The current recommendation to avoid delivery before 39 weeks addresses only one aspect of this complex decision based primarily on minimizing neonatal morbidity and mortality seen with earlier delivery (a declining risk over time). This uniform recommendation does not allow for natural variation in gestational age-related postdelivery risk, nor does it address the observed increasing risk of fetal death associated with gestational ages beyond 37 weeks or the incremental morbidity and mortality risks to mothers associated with continued pregnancy.

Methodological limitations associated with the current 39-week recommendation include the conflation of observed rates of outcomes with statements of prospective risk assessment. Aggregated observational data should not be assumed to be an adequate proxy for individual or subgroup-specific risk when heterogeneous factors and conditions contribute to fetal, infant and maternal morbidity and mortality. The observational data used to help inform decisions about deliveries are clearly confounded by susceptibility, selection and attrition. In addition, raw data used to calculate the rates of outcomes include pregnancies for which early-term nonindicated delivery (the intervention of interest) will not alter fetal or infant death rates. Such cases should be excluded. Widespread implementation of the 39-week recommendation may improve some outcomes, but may also impose unintended consequences on others.

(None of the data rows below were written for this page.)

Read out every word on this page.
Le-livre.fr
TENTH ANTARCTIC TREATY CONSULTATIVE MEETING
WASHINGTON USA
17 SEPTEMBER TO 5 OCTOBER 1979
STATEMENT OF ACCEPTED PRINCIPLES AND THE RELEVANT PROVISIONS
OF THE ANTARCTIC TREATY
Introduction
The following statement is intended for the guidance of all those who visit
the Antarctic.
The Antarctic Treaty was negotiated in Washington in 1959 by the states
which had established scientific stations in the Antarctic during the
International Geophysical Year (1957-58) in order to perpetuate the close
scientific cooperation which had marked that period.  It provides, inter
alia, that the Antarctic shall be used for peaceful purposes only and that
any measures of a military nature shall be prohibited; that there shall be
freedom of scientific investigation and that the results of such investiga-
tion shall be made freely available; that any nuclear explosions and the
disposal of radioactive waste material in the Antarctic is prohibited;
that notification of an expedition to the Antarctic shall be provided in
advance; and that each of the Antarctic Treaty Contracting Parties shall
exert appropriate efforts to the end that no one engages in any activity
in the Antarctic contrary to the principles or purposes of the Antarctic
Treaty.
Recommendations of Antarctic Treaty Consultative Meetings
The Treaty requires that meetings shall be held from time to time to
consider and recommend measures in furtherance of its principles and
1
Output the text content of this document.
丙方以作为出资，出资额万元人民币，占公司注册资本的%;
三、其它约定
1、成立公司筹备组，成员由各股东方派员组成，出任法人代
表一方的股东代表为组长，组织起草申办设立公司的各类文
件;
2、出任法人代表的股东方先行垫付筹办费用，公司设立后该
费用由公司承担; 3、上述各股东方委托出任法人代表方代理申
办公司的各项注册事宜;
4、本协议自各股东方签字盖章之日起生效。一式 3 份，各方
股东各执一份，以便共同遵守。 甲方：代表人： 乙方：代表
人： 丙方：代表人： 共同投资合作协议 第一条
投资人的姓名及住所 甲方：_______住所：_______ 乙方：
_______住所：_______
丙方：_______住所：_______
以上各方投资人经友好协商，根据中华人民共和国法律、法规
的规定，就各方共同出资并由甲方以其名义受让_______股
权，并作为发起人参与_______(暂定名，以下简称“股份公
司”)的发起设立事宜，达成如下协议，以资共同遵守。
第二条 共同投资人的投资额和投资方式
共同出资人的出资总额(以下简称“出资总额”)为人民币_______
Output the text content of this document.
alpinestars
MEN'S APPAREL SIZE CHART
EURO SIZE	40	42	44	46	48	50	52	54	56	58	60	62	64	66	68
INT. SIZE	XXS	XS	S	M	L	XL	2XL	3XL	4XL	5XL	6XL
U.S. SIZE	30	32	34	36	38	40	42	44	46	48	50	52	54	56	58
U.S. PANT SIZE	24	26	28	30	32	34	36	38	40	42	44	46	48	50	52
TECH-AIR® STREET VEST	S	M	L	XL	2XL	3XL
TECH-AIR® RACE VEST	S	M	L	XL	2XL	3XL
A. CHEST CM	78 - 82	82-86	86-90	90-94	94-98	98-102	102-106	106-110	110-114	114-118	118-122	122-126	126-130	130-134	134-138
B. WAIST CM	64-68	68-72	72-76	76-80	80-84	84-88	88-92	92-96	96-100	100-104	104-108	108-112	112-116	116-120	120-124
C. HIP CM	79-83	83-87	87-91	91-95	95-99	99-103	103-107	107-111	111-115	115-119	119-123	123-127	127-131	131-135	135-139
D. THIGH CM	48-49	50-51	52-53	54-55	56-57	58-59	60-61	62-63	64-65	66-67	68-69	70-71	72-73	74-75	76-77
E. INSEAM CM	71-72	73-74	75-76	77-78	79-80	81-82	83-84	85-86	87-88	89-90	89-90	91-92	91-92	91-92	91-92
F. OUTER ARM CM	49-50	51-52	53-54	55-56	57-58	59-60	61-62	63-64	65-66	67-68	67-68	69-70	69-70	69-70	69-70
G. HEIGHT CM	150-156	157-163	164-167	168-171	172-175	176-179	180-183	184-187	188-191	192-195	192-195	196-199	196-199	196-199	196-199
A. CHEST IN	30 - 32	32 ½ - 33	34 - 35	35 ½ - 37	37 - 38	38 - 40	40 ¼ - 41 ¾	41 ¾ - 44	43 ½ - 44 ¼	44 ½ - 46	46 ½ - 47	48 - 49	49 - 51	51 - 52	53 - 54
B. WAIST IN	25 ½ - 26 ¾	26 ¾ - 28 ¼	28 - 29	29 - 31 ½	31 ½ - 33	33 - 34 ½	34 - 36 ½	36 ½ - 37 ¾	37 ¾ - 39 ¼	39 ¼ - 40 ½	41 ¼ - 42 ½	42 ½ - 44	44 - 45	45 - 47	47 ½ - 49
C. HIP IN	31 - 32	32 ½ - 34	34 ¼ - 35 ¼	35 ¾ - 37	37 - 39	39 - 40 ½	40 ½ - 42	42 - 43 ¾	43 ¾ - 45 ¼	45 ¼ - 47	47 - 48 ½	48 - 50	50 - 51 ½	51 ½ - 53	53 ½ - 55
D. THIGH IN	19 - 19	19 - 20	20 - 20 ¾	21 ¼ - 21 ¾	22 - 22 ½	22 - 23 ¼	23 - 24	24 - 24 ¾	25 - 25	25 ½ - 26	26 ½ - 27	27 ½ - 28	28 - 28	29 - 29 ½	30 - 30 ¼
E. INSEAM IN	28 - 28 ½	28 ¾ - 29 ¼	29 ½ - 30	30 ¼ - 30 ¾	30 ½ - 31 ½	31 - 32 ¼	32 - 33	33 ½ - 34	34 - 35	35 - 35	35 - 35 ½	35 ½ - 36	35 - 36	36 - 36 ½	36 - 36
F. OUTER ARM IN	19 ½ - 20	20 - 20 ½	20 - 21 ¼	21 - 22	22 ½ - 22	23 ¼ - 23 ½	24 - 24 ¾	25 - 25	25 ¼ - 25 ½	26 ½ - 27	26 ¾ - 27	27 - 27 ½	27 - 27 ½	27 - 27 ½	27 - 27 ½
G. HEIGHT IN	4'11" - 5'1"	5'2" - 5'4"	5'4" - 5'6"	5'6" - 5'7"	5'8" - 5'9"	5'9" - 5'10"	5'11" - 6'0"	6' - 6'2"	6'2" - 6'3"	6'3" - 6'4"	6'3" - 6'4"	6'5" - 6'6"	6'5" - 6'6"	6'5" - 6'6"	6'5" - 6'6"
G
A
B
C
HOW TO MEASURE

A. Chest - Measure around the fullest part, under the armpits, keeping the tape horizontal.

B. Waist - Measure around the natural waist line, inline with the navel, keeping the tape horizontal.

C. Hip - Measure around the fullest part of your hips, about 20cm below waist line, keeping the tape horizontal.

An aggressive research agenda needs to be developed to address these important concerns and limitations. Treatment options that consider acceptable trade-offs among the often competing risks and benefits for fetuses, infants and mothers will require data on key risk subgroups, approaches that consider the interests of both individuals involved and that yield recommendations that are based on research results that are reproducible and valid. However, although further analysis and data will help better inform decision-making, it is unlikely, in our opinion, that any one-size-fits-all recommendation will be best. Individualized determinations regarding the timing of delivery at term based on patient-specific factors will be the likely preferred approach. It is essential that this discussion begin.